The trend to weaken environmental proposals is alive and well in the Keystone state. Consider the Commonwealth’s proposed plan for dealing with its chronic smog problem. (Smog is the result of sunlight reacting with volatile organic compounds (VOCs) and especially with NOx to create airborne particles and ground-level ozone—not to be confused with ozone in the atmosphere that protects the earth from the sun’s ultra-violet rays.) In 2013, PA counties experienced a combined 485 dangerous ozone days, up from about 300 in 2012. Despite this, the Department of Environmental Protection’s (DEP) Environmental Quality Board (EQB) is currently proposing a plan to allow power companies to negotiate new compliance terms when they cannot meet their air quality standards set by EPA. (Such pollution limitations were first established by EPA in 1971.)

Because PA hasn’t met federal air quality standards (currently more than eight million residents live in areas that have not attained health-based smog standards), DEP/EQB has been required to write a plan for how its hundreds of power plants will meet NOx and VOC emissions standards, especially the commonwealth’s 31 coal-fired power plants. Under the plan, each power plant must have installed Reasonably Available Control Technology (RACT) for reducing emissions and have a plan for how it will meet its target RACT limitations. (Critics say that RACT is not sufficient, and that PA should require Selective Catalytic Reduction technology instead, which is readily available.)

Unfortunately, the state’s implementation plan seems devised to let the utilities off the hook in meeting their required goals.
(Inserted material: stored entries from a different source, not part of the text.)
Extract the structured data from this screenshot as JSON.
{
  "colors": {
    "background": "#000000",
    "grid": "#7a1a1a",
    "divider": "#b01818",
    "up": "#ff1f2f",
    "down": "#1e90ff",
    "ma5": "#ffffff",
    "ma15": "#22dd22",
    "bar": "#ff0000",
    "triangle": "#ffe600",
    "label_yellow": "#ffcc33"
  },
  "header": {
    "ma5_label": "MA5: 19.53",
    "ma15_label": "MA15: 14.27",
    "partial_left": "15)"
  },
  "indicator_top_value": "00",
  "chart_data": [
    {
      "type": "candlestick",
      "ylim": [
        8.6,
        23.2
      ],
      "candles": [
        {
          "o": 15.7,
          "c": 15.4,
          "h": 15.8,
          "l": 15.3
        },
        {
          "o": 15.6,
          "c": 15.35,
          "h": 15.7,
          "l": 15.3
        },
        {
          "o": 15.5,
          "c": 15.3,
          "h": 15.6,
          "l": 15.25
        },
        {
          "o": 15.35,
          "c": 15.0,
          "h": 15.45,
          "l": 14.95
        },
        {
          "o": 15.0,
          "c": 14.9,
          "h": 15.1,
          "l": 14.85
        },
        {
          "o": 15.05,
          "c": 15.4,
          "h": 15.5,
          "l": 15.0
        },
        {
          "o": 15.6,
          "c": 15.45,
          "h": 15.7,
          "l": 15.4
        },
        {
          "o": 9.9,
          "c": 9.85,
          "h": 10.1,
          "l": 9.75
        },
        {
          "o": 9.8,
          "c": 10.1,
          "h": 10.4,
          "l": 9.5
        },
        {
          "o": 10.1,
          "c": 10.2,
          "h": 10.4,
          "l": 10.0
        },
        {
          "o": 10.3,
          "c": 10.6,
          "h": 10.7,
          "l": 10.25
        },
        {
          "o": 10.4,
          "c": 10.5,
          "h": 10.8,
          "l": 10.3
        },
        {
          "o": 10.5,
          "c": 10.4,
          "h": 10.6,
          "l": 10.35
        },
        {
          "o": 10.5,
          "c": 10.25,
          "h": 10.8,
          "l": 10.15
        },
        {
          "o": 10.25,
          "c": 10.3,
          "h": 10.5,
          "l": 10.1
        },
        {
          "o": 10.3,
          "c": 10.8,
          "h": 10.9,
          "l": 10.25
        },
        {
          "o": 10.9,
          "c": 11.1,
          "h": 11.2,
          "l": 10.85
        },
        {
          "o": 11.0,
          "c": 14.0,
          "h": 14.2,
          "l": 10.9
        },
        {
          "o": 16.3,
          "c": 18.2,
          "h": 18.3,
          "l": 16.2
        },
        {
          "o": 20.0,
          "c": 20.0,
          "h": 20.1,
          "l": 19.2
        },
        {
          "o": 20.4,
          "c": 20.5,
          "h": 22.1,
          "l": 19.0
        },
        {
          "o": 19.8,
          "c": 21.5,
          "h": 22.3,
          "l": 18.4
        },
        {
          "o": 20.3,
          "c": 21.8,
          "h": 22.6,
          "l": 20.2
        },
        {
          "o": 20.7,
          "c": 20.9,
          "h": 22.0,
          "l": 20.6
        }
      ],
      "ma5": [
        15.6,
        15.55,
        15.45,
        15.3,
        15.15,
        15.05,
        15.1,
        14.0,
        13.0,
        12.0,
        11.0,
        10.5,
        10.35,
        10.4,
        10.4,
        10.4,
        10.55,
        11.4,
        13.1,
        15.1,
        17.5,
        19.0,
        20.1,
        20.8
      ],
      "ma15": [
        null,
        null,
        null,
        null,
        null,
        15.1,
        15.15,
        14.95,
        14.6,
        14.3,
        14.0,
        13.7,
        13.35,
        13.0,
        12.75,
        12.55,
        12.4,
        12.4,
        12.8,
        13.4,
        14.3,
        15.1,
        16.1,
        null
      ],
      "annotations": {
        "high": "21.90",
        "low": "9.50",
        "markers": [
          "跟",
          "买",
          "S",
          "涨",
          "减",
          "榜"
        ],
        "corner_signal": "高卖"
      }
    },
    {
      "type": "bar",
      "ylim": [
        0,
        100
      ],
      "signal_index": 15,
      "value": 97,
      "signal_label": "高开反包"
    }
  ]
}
Here’s how: the plan would allow utility companies to petition for an alternative compliance schedule, allow them to negotiate to modify their permits by averaging their pollution emissions over their entire fleet of power plants (instead of achieving compliance for each individual plant), and to use a 30-day rolling average to achieve emissions goals rather than the former standard that had to be met in one-hour or eight-hour increments.